WordPrefix is a simplification of the logic reversed from DictionaryParser::htmlForWord (see wordPrefix), but with performance and cleaner code. It is should have the exact same results.
Types ¶
type Decrypter ¶
type Decrypter interface { // Decrypt decrypts the dicthtml bytes. It will only be called if the // dicthtml is not otherwise readable. An error should be returned if the // decryption itself encounters an error; the decryptor should not try to // judge if the resulting bytes are valid. Decrypt([]byte) ([]byte, error) }
Decrypter decrypts dicthtml files.
type Encrypter ¶
type Encrypter interface { // Encrypt encrypts the provided bytes. Encrypt([]byte) ([]byte, error) }
Encrypter encrypts dicthtml files.
type MarisaReader ¶
MarisaReader represents a simplified abstraction for reading Marisa tries.
type MarisaWriter ¶
MarisaWriter represents a simplified abstraction for writing Marisa tries.
type Reader ¶
type Reader struct { Word []string Dicthtml []*ReaderDicthtml File []*ReaderFile // contains filtered or unexported fields }
Reader provides access to the contents of a dictzip file.
func NewReader ¶
NewReader returns a new dictzip reader which reads from r, with the given file size.
func (*Reader) SetDecrypter ¶
SetDecrypter sets the Decrypter used to decrypt encrypted dicthtml files.
type ReaderDicthtml ¶
ReaderDicthtml represents a dicthtml file from a Reader.
func (*ReaderDicthtml) Open ¶
func (f *ReaderDicthtml) Open() (io.ReadCloser, error)
Open returns an io.ReadCloser which reads the decoded dicthtml file. Multiple files can be read at once.
type ReaderFile ¶
type ReaderFile struct { Name string // contains filtered or unexported fields }
ReaderDicthtml represents a raw file from a Reader (e.g. images).
func (*ReaderFile) Open ¶
func (f *ReaderFile) Open() (io.ReadCloser, error)
Open returns an io.ReadCloser which reads the contents of the file. Multiple files can be read at once.
type Writer ¶
type Writer struct {
// contains filtered or unexported fields
}
Writer creates dictzips. It does not do any validation; it only does what it is told. It is up to the user to ensure the input is valid.
func (*Writer) AddWord ¶
AddWord normalizes and adds a word to the index. If the word has already been added, it does nothing.
func (*Writer) Close ¶
Close writes the marisa index and the zip footer. The error should not be ignored.

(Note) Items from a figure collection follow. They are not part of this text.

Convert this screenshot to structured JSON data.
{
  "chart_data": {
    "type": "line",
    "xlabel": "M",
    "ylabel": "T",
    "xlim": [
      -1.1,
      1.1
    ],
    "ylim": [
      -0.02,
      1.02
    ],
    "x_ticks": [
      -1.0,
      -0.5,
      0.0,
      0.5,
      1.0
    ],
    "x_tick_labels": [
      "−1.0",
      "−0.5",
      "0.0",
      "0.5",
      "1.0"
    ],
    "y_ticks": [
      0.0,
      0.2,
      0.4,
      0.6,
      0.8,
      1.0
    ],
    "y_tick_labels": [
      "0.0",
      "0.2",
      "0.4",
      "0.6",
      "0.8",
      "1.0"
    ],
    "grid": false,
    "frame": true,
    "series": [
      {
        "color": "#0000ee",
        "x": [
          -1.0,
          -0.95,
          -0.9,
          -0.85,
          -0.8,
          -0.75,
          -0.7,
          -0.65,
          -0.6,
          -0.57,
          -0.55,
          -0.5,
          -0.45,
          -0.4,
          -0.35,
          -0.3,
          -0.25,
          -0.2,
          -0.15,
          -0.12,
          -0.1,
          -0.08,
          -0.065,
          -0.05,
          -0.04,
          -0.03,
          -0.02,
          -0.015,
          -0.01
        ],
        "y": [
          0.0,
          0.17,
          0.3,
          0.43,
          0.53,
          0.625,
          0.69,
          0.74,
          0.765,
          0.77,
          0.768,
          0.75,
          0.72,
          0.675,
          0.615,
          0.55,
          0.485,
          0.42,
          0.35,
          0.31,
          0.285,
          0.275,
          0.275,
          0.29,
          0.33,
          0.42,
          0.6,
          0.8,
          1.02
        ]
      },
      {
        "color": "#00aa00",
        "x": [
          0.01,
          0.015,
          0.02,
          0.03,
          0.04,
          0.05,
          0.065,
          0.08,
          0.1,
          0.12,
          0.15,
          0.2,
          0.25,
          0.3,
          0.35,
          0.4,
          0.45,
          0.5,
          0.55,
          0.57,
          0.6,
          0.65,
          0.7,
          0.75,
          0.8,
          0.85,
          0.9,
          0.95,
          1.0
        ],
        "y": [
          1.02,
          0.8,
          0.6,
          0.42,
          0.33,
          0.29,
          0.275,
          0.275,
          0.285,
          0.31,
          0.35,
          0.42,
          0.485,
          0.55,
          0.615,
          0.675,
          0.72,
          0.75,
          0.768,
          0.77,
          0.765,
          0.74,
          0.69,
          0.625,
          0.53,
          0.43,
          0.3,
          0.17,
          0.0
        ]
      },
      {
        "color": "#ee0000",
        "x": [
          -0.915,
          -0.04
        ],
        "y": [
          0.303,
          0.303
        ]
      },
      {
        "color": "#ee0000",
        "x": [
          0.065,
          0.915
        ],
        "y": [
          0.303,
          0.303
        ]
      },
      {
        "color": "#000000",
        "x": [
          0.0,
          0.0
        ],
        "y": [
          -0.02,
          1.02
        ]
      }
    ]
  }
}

It does not close the underlying writer.
func (*Writer) CreateDicthtml ¶
CreateDicthtml adds a dicthtml file for the specified prefix and returns a writer which is valid until the next file is created.
func (*Writer) CreateFile ¶
CreateFile adds a raw file with the specified name. Note that Kobo only supports GIF and JPEG files starting with the "GIF" and "JFIF" magic, and the treatment of other files is undefined. In addition, subdirectories are not supported. The behaviour is undefined if a dicthtml file is added this way.
func (*Writer) Exists ¶
Exists checks if a file already exists in the dictzip with the specified name.
func (*Writer) SetEncrypter ¶
SetEncrypter sets the Encrypter used to encrypt dicthtml files. This must be will only apply to dicthtml files added after the encrypter is set.